The roof of Chartres Cathedral burned in the 1830s and it was replaced with an iron frame and copper shingles. File:Chartres roof space the Charpente de Fer.jpg - Wikipedia By now that’s an historical construct in its own right, but I don’t see why a similar solution for Notre Dame made of modern steel would be out of the question. This is especially considering the fragile nature of the remaining walls and buttresses. A properly engineered truss roof can relieve a lot, if not all, of the outward stresses on the walls by tying them together and resolving those forces within the roof. That wasn’t possible in medieval times when construction took centuries to complete, and before they knew how to engineer beams, columns, trusses, etc. beyond just piling more mass against it and hoping things would work.

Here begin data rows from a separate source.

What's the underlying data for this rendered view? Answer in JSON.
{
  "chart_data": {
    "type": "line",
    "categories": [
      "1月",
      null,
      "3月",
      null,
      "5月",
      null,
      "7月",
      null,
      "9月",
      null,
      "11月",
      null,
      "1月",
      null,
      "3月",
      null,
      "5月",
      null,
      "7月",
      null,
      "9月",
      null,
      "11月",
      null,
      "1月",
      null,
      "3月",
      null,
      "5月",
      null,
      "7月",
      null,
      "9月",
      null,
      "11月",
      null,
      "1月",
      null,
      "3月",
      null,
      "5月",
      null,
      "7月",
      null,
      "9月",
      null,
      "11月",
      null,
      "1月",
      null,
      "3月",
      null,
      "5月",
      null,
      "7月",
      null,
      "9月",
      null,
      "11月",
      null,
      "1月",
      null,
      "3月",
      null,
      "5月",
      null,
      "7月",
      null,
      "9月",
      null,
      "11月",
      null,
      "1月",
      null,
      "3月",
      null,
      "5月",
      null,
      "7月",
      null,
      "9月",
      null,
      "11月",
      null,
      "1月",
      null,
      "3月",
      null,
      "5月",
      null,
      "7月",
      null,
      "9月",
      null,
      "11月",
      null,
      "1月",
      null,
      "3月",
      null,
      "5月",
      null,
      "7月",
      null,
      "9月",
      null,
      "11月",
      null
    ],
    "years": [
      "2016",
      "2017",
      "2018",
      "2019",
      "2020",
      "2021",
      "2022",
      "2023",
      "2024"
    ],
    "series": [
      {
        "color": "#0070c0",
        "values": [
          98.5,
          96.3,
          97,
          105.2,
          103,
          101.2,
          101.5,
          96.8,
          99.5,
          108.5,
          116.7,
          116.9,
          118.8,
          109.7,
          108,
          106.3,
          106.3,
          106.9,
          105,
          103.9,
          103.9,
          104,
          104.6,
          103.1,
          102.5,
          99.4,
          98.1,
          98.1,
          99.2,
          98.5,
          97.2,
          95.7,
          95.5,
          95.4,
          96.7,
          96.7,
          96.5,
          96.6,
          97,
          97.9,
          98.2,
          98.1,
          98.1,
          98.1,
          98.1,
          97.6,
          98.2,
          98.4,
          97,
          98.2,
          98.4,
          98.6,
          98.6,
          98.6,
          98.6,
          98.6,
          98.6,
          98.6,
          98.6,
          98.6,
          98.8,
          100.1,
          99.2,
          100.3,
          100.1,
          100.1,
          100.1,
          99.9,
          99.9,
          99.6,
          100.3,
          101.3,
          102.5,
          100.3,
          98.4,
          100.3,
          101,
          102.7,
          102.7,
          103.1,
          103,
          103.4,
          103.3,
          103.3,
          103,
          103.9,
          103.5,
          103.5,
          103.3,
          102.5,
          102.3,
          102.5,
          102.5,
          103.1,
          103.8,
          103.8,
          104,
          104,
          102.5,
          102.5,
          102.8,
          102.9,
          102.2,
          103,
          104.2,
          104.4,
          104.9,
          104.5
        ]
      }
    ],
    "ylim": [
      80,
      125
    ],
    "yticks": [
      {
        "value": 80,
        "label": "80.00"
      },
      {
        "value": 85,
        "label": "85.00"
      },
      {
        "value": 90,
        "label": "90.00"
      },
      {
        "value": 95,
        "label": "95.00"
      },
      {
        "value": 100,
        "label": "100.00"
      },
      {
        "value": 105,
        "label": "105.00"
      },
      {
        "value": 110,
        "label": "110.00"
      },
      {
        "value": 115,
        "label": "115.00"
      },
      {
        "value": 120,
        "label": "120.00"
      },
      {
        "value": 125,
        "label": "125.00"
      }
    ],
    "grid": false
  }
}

Ok, that addition to the joke had me in stitches. :smiley:

I feel like the best idea is to dismantle anything that can’t be (safely) saved, rebuild it with modern materials and construction techniques such that it resembles the original structure and use the original parts that were taken down as a facade and/or interior decoration. Sure, right now, it might seem like it’s not the same but in 200 years the fire/dismantling/rebuilding will just be part of it’s story. Historians will talk about how the process was done, tour guides and documentaries will point out what’s original, what was done after the fire, which materials are original etc.

It’s, what, 700 years old? In another few hundred years the pre-fire/post-fire thing will only serve to make it that much more interesting, regardless of how the reconstruction is handled.

If the https://en.wikipedia.org/wiki/Dresden_Frauenkirche can be rebuilt, anything is possible.

During the 1982/1984 renovation of San Francisco’s cable car system, it was discovered the car barn and power house had more issues than anticipated.

Essentially, a new steel structure was built within the walls of the old one. They didn’t even have to take the old walls down.

That flaw is removed by the addition of the phrase “on average”.

Just like I can gather up 100 people and hand one person $100. “Every person got $1” is wrong but “Every person, on average, got $1” is correct.